High throughput, precision laser milling for arbitrary 3D structures in silicon

We report on a high-performance laser milling process and system for the fabrication of large arbitrarily shaped geometrical structures in silicon. A custom designed multi-step approach, combining high speed nanosecond laser ablation (roughing) with high precision ultrashort pulsed ablation (finishing) and inline 3D-measurement allows for the realization of large-volume cavities of up to and exceeding 20 mm(3) with virtually freely selectable geometry at very high ablation rates R-abl > 0.1 mm(3)/s while maintaining high surface quality (S-a < 0.5 mu m) on the laser processed areas.
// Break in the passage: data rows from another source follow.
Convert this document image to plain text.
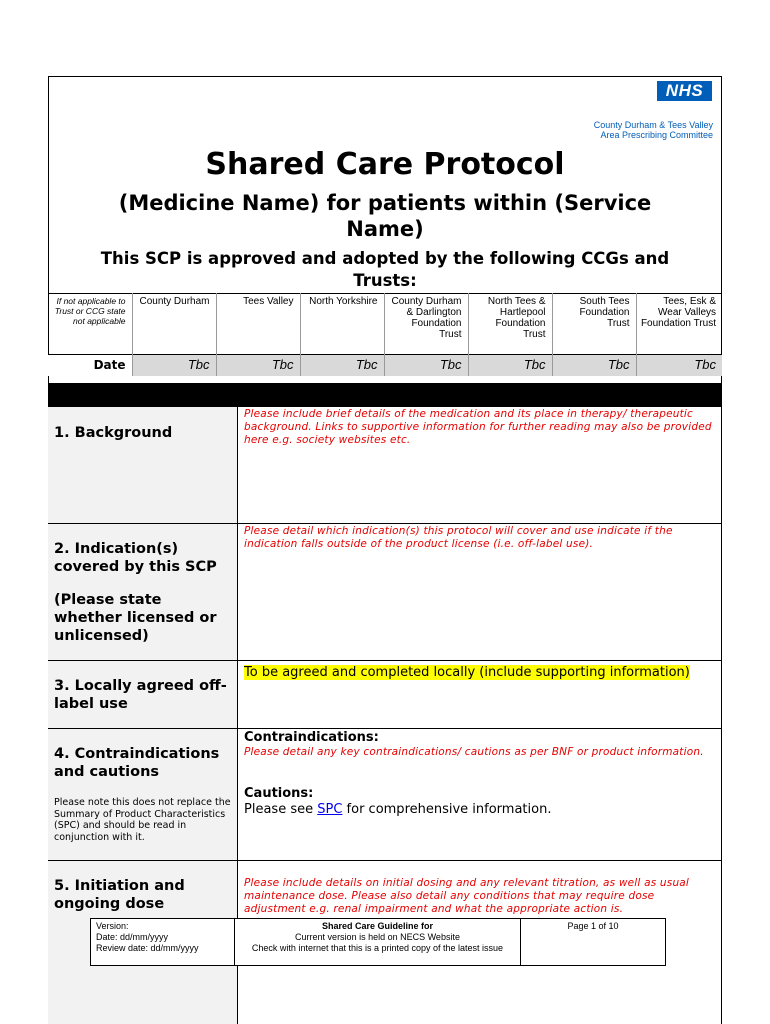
NHS
County Durham & Tees Valley
Area Prescribing Committee
Shared Care Protocol
(Medicine Name) for patients within (Service Name)
This SCP is approved and adopted by the following CCGs and Trusts:
If not applicable to Trust or CCG state not applicable	County Durham	Tees Valley	North Yorkshire	County Durham & Darlington Foundation Trust	North Tees & Hartlepool Foundation Trust	South Tees Foundation Trust	Tees, Esk & Wear Valleys Foundation Trust
Date	Tbc	Tbc	Tbc	Tbc	Tbc	Tbc	Tbc
1. Background
Please include brief details of the medication and its place in therapy/ therapeutic background. Links to supportive information for further reading may also be provided here e.g. society websites etc.
2. Indication(s) covered by this SCP
(Please state whether licensed or unlicensed)
Please detail which indication(s) this protocol will cover and use indicate if the indication falls outside of the product license (i.e. off-label use).
3. Locally agreed off-label use
To be agreed and completed locally (include supporting information)
4. Contraindications and cautions
Please note this does not replace the Summary of Product Characteristics (SPC) and should be read in conjunction with it.
Contraindications:
Please detail any key contraindications/ cautions as per BNF or product information.
Cautions:
Please see SPC for comprehensive information.
5. Initiation and ongoing dose
Please include details on initial dosing and any relevant titration, as well as usual maintenance dose. Please also detail any conditions that may require dose adjustment e.g. renal impairment and what the appropriate action is.
Version:
Date: dd/mm/yyyy
Review date: dd/mm/yyyy
Shared Care Guideline for
Current version is held on NECS Website
Check with internet that this is a printed copy of the latest issue
Page 1 of 10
During the roughing step, nanosecond laser ablation creates the coarse structure of the target geometry. Subsequently, a white-light interferometer obtains a 3D image of the raw shape, enabling a purpose developed algorithm to compute an individual finishing laser pattern by comparing actual and target geometry. The following ultrashort-pulsed laser finishing step creates the final geometry by precisely removing surplus material according to the computed pattern. Depending on the absolute ablation volume and the precision requirements, several finishing steps are conducted successively to generate smooth functional surfaces. The achievable structure quality crucially depends on the perfect alignment of the measured 3D data and the applied laser ablation pattern. Thus, a high precision machine platform connects laser process and measurement modules by an automated handling system. Camera based alignment systems provide long-time repeatable positioning accuracies < 5 mu m, which allow for reliable high-volume wafer processing.